The electricity supplier to SA’s largest city has approved four bids from four private power producers to supply Johannesburg with 92MW.
The CEO of energy services company City Power, Tshifularo Mashava, said this would be almost enough power to spare Johannesburg from one stage of load-shedding.
For the city, each stage of load-shedding amounts to about 100MW of unmet demand. This means that for each 100MW of power supply that City Power can secure independently from Eskom supply, it can implement load-shedding at one stage less than the national load-shedding stage.
Ultimately, City Power, which is owned by the City of Johannesburg and is the main distributor of electricity in SA’s most populous metro, wants to acquire about 500MW of additional electricity supply from independent power producers (IPPs) by 2030. The four IPPs have been appointed under the short-term power purchase programme, which means their supply and purchase contracts with the city will be for three years.
The four successful bids, selected from 16 bids received by the city, include one waste-to-energy project (20MW), one gas-to-power project (31MW) and two solar power projects (41MW), member of the mayoral committee for environment, infrastructure and services Jack Sekwaila said. Final agreements with the IPPs were still pending and as such City Power could not yet put on record the names of the winning bidders.
To reach its target of 500MW by 2030 the city also planned to launch subsequent bidding rounds for longer-term projects.

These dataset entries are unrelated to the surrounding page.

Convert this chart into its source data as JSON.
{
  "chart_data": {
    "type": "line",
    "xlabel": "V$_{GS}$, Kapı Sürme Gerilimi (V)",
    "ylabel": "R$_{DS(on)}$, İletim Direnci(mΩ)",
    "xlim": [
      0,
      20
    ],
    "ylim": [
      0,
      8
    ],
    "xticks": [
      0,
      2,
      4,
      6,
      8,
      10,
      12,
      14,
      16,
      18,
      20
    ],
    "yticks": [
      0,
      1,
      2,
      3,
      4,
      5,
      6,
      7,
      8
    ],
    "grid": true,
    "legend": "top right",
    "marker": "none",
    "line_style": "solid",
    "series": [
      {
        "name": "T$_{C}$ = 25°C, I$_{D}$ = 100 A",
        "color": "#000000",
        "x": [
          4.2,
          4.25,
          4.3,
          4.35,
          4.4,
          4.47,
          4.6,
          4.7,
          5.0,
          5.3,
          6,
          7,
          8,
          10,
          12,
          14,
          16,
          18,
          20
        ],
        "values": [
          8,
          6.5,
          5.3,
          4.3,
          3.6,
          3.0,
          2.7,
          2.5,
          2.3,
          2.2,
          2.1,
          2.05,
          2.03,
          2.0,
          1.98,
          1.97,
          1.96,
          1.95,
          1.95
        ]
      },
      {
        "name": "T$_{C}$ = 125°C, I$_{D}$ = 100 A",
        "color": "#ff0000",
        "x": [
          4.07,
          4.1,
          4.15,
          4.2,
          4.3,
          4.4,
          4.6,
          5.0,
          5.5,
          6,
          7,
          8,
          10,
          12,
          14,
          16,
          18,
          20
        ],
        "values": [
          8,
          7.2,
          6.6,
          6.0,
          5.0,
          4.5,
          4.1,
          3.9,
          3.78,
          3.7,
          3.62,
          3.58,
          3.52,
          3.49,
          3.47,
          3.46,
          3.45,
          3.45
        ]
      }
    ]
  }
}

Sekwaila and Mashava said good progress has been made in implementing a feed-in tariff structure to allow small-scale embedded generators — such as homes and businesses with rooftop solar installations — to feed electricity back into the grid for distribution by City Power.
“The SSEG [small-scale embedded generators programme] is part of the city’s plans to lessen the impact of load-shedding on residents,” Sekwaila said.
“The programme entails customer applications, registration, commissioning, installation of bidirectional metering to measure inflow and outflow of energy, and compensation to SSEGs through net billing,”
Municipalities derive a large share of their revenue from electricity sales. The Treasury and Eskom have been vocal about the risk that the rise in self-generation by households and businesses (who install rooftop solar and power backup system to secure their own electricity supply) poses to municipal revenue models.
However, Mashava said City Power is aware of the challenge and is in the process of repositioning itself as “more of a wires business than being in the business of electrons”.
“IPPs and SSEGs will still need to use our network system if they are going to be wheeling power across the network and that is a revenue stream for us.
“In addition, at the moment the demand for electrons exceeds what we can supply, so if we can get additional electricity from SSEGs to sell, it will also result in additional revenue,” Mashava said.
The City of Johannesburg’s plans to become more energy independent were first outlined at the Joburg Energy Indaba in May 2022 under former mayor Mpho Phalatse. This was after the City of Cape Town opened its doors to independent power producers, when mayor Geordin Hill-Lewis announced in February 2022 the city had opened the first round for independent entities to tender for providing up to 300MW of electricity from renewable sources.
Phalatse said at the time plans to stabilise electricity supply in Johannesburg would take eight years and cost R26bn.